Wie sind Scholz Worte zu interpretieren?
Dass die Ukraine als angegriffener Staat vielfältige Möglichkeiten hat, ist weder neu noch überraschend. Doch der Sound des Kanzlers ist ein anderer als zum Beispiel vor einem Jahr in der estnischen Hauptstadt Tallinn. „Und gleichzeitig ist klar, dass die Waffen, die wir geliefert haben, nur auf ukrainischem Territorium eingesetzt werden“, hatte Scholz damals gesagt. Das klang nach einer klaren roten Linie. Und es wirft die Frage auf, ob sich jetzt etwas ändert. Regierungssprecher Steffen Hebestreit wich entsprechenden Fragen in der Bundespressekonferenz in dieser Woche aber aus – und zog sich darauf zurück, dass die bestehenden Vereinbarungen vertraulich seien.
Ganz klar, Scholz will keine öffentliche Debatte. Nimmt man aber zusammen, was der Kanzler früher gesagt hat und was er jetzt nicht sagt, liegt die Interpretation nahe: Die Bundesregierung wird wohl nicht protestieren, wenn die Ukraine zur Verteidigung Charkiws mit deutschen Waffen auf überschaubare Distanz auf russische Militärziele schießen sollte. Da, wo eine rote Linie war, tut sich anscheinend eine neue Grauzone auf.
Um welche Waffen geht es?
Im Kern dürfte es um zwei Artilleriesysteme mit großer Reichweite gehen, die Deutschland geliefert hat: die Panzerhaubitze 2000 und der Mehrfachraketenwerfer Mars II. Sie haben eine Reichweite von bis zu 60 beziehungsweise über 80 Kilometer. Damit wäre die ukrainische Armee in der Lage, etwa im Raum Charkiw auch Ziele auf russischem Boden anzugreifen.

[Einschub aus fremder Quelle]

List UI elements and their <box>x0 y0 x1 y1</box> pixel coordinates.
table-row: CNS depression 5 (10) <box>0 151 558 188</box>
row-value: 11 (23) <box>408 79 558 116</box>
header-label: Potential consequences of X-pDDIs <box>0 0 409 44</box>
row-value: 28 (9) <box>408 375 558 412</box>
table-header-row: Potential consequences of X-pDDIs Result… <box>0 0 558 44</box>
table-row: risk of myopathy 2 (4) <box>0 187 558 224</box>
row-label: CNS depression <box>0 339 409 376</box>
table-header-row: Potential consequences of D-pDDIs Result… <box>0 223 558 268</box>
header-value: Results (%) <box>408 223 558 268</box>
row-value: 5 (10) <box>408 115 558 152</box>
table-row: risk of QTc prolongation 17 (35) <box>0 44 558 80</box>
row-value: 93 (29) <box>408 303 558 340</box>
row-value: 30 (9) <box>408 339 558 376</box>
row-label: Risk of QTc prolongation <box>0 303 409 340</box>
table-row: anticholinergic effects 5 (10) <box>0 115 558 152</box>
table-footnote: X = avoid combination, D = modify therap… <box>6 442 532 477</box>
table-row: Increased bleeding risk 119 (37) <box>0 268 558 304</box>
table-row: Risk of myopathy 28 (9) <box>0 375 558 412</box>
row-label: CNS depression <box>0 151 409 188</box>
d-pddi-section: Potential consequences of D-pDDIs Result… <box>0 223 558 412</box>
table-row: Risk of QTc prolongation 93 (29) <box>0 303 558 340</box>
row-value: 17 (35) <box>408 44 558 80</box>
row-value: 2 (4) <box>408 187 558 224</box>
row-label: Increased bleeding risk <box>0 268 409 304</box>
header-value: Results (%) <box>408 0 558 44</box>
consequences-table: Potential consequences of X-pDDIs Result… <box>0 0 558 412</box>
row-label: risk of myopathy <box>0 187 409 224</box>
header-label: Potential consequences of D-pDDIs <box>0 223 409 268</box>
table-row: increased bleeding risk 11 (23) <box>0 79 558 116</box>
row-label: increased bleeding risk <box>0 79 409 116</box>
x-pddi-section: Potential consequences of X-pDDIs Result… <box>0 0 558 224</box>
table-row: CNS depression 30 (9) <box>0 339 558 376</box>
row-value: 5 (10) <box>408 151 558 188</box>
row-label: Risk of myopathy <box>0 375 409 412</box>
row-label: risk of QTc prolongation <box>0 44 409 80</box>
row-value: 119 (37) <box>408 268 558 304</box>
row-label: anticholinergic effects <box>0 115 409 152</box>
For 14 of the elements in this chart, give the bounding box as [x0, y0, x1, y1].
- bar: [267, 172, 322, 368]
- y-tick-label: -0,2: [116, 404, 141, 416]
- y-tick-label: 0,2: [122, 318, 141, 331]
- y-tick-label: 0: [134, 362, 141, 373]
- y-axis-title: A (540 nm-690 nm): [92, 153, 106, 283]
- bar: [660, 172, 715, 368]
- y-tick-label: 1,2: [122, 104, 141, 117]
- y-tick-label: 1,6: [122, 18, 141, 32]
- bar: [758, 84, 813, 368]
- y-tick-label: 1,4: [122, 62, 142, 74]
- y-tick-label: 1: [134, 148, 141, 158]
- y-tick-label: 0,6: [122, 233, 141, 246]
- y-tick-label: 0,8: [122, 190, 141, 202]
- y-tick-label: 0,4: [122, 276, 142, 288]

Was ist die Rolle der USA?
Die USA sind der wichtigste Waffenlieferant der Ukraine. Für Angriffe auf Ziele in Russland dürfen die Ukrainer diese Waffen aber bisher nicht nutzen. Doch Worte von US-Außenminister Antony Blinken lassen aufhorchen. Bei einem Besuch im kleinen ukrainischen Nachbarland Moldau hat er gesagt, die US-Regierung hat ihre Unterstützung für die Ukraine stets an sich verändernde Bedingungen angepasst. Und: Er sei zuversichtlich, dass dies weiterhin geschehen wird. Das letzte Wort liegt aber fraglos bei US-Präsident Joe Biden. Klar ist auch: Kanzler Scholz hat bislang immer wert daraufgelegt, im Einklang mit ihm zu handeln.